Emmanuel Bundi

Personal information
- Full name: Emmanuel Bundi Ringera
- Born: 8 September 1993 (age 32) Kakamega, Kenya
- Batting: Right-handed
- Bowling: Right-arm medium-fast

International information
- National side: Kenya (2011–present);
- Only ODI (cap 48): 13 September 2011 v Netherlands
- T20I debut (cap 33): 27 October 2019 v PNG
- Last T20I: 25 November 2022 v Seychelles

Career statistics
| Competition | ODI | T20I | LA | T20 |
| Matches | 1 | 35 | 22 | 44 |
| Runs scored | – | 63 | 88 | 70 |
| Batting average | – | 6.30 | 8.00 | 6.36 |
| 100s/50s | 0/0 | 0/0 | 0/0 | 0/0 |
| Top score | – | 21* | 22 | 21* |
| Balls bowled | 60 | 581 | 823 | 705 |
| Wickets | 0 | 34 | 24 | 40 |
| Bowling average | – | 18.73 | 28.95 | 20.10 |
| 5 wickets in innings | – | – | 1 | 1 |
| 10 wickets in match | – | – | – | – |
| Best bowling | – | 4/16 | 6/36 | 5/13 |
| Catches/stumpings | –/– | 11/– | 4/– | 14/– |
- Source: Cricinfo, 30 January 2025

= Emmanuel Bundi =

Kenyan cricketer (born 1993)

Emmanuel Bundi Ringera (born 8 September 1993) is a Kenyan cricketer. He has played in one One Day International match for the national team.

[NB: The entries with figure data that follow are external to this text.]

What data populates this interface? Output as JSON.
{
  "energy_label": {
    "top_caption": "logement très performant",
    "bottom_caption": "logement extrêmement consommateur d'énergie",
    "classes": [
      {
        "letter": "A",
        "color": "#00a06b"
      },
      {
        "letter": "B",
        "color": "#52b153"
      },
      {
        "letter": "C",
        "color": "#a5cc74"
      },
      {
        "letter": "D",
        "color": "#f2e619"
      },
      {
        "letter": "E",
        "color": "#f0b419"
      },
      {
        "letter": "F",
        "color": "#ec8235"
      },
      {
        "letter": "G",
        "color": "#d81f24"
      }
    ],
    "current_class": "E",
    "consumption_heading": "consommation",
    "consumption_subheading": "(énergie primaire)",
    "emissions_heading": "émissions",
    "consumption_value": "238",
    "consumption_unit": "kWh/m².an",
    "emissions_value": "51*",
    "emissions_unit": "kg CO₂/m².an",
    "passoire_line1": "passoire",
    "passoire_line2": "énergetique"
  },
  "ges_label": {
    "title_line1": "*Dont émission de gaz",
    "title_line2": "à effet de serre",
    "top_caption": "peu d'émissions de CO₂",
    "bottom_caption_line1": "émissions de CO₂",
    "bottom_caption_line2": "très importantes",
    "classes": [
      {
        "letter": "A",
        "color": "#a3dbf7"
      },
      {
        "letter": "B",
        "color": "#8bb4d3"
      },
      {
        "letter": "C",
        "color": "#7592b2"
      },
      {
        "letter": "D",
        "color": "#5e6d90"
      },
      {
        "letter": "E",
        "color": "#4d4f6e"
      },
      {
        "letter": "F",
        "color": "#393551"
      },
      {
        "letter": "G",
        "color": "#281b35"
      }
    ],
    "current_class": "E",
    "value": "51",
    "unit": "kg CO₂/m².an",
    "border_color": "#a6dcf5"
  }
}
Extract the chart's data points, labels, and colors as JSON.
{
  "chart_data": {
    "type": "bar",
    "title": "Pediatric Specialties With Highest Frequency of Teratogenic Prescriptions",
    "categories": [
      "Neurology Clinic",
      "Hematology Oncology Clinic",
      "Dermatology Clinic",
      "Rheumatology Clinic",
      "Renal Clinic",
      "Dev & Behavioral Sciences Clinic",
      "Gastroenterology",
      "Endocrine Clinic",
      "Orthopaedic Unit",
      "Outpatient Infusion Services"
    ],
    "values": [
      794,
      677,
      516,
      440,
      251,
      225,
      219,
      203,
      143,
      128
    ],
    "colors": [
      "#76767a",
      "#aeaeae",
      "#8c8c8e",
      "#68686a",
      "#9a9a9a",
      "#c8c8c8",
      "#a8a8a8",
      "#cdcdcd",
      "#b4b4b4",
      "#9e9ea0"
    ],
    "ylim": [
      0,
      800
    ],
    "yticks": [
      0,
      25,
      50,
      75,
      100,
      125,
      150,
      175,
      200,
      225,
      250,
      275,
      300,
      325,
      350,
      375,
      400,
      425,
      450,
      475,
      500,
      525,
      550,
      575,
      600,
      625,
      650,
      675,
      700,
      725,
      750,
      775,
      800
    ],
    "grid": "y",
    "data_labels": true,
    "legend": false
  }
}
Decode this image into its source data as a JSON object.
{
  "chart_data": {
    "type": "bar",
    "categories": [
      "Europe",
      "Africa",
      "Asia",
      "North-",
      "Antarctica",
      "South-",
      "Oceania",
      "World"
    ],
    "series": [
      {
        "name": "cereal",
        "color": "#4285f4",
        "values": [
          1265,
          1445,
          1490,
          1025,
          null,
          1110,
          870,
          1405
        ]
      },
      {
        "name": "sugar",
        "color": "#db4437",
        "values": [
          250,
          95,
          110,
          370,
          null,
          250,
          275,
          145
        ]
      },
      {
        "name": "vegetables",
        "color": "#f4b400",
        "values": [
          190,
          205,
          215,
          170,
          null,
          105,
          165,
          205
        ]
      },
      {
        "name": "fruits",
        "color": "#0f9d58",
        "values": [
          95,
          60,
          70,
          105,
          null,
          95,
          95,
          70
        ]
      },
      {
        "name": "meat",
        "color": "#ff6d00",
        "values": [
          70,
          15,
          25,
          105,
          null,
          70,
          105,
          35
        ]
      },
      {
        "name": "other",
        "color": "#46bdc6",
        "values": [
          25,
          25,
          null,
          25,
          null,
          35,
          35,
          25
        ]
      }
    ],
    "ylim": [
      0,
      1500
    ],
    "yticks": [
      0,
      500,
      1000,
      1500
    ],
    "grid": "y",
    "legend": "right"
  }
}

In January 2018, he was named in Kenya's squad for the 2018 ICC World Cricket League Division Two tournament. In September 2018, he was named in Kenya's squad for the 2018 Africa T20 Cup. The following month, he featured in the Kenyan team for the 2018 ICC World Cricket League Division Three tournament in Oman.

In September 2019, he was named in Kenya's squad for the 2019 ICC T20 World Cup Qualifier tournament in the United Arab Emirates. He made his Twenty20 International (T20I) debut for Kenya, against Papua New Guinea, on 27 October 2019. In November 2019, he was named in Kenya's squad for the Cricket World Cup Challenge League B tournament in Oman.

In October 2021, he was named in Kenya's squad for the Regional Final of the 2021 ICC Men's T20 World Cup Africa Qualifier tournament in Rwanda.